Il cliente si alzò e barcollò verso la porta, con le buste strette al petto. Infilò l’uscita senza voltarsi né chiudere.
- Che stronzo - commentò serafica Bianca.
Silenzio. In ufficio ora era solo e ripensava alla giornata appena passata, conclusa, morta. Aveva risolto il caso e scontentato il cliente e, non era sicuro di doverne andare fiero, aveva riscosso un bel po' di soldi. Sentì all’improvviso due colpi alla porta ravvicinati:
- Avanti - irritato, guardò l'orologio, la porta si aprì e lei entrò: fu incredibile, Alex rimase senza fiato.
La donna sfilò verso di lui, sembrava fluttuare. Aveva un vestito leggero che la fasciava interamente, le sue forme morbide premevano sulle cuciture e il seno prorompente lo ipnotizzò. Tanta abbondanza lo aveva scosso, lui non amava particolarmente il seno, preferiva un bel didietro al resto, ma quella donna era perfetta su tutto.
- Prego – la esortò Alex mostrandole la sedia.
Si accomodò e probabilmente fu in quel preciso momento che s’innamorò di lei. Le sue labbra piene e carnose lo imbambolavano e i grossi occhiali neri vintage che le nascondevano il volto le davano un tocco di mistero. Un volto innocente e piacevole, accompagnato da due bellissime gambe incrociate che mostravano tutta la carne possibile, liscia e desiderabile.
- Mi dica, signora.
- Signorina.
- Scusi. Continui.
- Morelli, Tiziana Morelli.
- Bene, mi dica.
- Lei è un investigatore privato, giusto?
- Sì. Senta signorina Morelli…
- Tiziana.
- Tiziana, di cosa ha bisogno?
- Ho la necessità che lei mi trovi un oggetto che mi è stato rubato.
- Mi chiami pure Alex. Quale oggetto?
- Una pen drive Alex.
Le porse un foglio e una penna:
- Scriva il suo nome, telefono e indirizzo. Dove e quando le è stata sottratta la pen drive?
- A casa mia. Non so di preciso quando, forse due giorni fa.
- Sospetti?
Alex continuava a osservarla e lei arrossì.

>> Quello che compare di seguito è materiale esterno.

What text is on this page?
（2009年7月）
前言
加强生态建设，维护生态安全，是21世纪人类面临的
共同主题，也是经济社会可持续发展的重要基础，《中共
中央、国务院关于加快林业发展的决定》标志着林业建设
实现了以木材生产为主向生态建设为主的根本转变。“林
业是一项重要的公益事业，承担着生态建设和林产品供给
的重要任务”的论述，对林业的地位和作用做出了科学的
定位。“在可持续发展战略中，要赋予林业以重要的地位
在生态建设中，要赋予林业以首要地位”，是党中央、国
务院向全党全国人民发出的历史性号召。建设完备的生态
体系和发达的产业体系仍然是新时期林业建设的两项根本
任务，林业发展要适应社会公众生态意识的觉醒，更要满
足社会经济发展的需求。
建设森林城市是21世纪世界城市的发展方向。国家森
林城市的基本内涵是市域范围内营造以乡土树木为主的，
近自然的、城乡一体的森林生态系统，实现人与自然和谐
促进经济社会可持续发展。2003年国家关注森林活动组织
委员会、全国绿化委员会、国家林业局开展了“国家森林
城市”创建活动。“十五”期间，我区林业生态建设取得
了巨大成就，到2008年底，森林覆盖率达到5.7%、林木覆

Le sorrise e notò un livido fresco vicino all'occhio.
- Qualcuno, le scrivo i possibili nomi.
- Deve fare qualcosa con le porte.
- Cosa?
- Sì, le porte. Se la porta dovesse continuare a battere contro il suo viso, mi chiami.
- È un regalino d'addio del mio ex ragazzo.
- Simpatico.
- Non proprio. Quanto mi verrà a costare Alex?
- La richiamo Tiziana. Faccio qualche ricerca e le dirò.
La cliente si alzò e ondeggiò a dieci centimetri da terra, verso l'uscita:
- A presto, Alex.
- A presto, Tiziana.
Scomparve dalla stanza e lo lasciò svuotato di ogni forza. Che donna che era. Si gettò sulla sedia e osservò i nomi che aveva scritto cominciando a pensare.
La notte sarebbe stata lunga, tra un appostamento e l’altro, a spiare le vite di perfetti sconosciuti. No, quella sera sarebbe andato dritto a casa da Tito e dal suo rum, nel tentativo di lasciarsi alle spalle tutto tranne lei. Non voleva rischiare di distorcere la sua immagine perfetta. L’avrebbe rivista di certo e quasi non aveva la pazienza di aspettare.